Once that’s set up, you can to draw custom illustrations inside that layer and have them appear on top of the face reference asset. Feel free to add as many new layers as you like – just ensure that they appear above the reference assets in your layer hierarchy.

Alternatively, you may wish to import owned or copyright free assets from your computer and use them as part of your custom mask.

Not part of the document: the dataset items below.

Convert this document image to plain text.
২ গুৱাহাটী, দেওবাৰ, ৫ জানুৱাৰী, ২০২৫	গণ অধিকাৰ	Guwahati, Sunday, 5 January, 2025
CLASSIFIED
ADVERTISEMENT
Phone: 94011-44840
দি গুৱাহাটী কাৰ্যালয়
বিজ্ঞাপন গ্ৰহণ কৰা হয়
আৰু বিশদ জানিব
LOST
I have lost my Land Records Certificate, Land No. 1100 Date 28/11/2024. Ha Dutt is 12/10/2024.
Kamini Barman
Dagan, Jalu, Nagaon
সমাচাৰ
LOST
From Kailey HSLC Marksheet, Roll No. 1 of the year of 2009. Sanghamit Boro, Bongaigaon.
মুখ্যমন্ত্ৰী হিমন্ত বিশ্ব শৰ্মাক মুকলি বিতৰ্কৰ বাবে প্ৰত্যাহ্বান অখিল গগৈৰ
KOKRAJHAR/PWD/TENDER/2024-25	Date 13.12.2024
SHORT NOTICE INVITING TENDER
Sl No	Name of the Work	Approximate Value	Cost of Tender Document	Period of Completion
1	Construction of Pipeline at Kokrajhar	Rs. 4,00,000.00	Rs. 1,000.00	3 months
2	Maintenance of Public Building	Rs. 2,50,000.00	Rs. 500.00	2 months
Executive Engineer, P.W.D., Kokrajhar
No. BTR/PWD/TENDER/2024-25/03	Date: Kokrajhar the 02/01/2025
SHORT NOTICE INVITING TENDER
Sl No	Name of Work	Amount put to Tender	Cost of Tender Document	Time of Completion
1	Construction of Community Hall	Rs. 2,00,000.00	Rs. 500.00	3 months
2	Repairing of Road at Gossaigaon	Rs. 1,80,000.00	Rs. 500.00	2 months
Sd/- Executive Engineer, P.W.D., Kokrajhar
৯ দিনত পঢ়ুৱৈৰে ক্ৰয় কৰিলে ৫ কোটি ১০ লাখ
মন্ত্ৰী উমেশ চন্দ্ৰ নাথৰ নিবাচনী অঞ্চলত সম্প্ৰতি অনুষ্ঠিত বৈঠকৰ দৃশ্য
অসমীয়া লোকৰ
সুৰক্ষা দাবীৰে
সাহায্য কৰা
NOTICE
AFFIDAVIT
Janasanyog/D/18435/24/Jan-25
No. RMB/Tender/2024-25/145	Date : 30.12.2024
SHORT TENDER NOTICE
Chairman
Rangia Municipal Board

The easiest way to do this is to drag the assets from Finder (Mac) or File Explorer (Windows), directly into your Photoshop project. They will appear as new layers in the layer hierarchy:

An asset being imported into Photoshop by dragging it from Finder.

Items imported in this way will appear in a new layer above the layer you previously had selected. If your new layer isn’t above the face reference assets in the layer hierarchy, simply drag it to the top.

Imported and drawn assets can be rotated, resized and moved around using the Free Transform tool. This can be found at Edit > Free Transform, or by pressing Cmd/Ctrl+T.

For more information on creating with Photoshop, you can visit Adobe’s Photoshop User Guide.

Extra credit: Exporting and using a custom mask

When you are done customizing your mask, the first thing you need to do is hide all the layers apart from those you’d like to be visible in your effect. To do this, click the eye icon next to each layer:

Layers being hidden one by one. All layers are hidden, apart from those which should be visible in the effect.

Now that we have hidden all the reference assets, our custom mask is ready to be exported as a transparent PNG file. To do this:

  1. Click File in the menu bar at the top of the screen.
  2. Click Export.
  3. Click Quick Export as PNG.

Now you have a transparent PNG texture file that matches up with the Spark AR Studio face mesh perfectly. This texture can now be added to your Spark AR Studio Assets panel (click Add Assets) and used in your face tracking effect:

The finished, customized effect, as seen in the Viewport and Simulator.

Adobe and Photoshop are either registered trademarks or trademarks of Adobe in the United States and/or other countries. Adobe product screenshot(s) reprinted with permission from Adobe.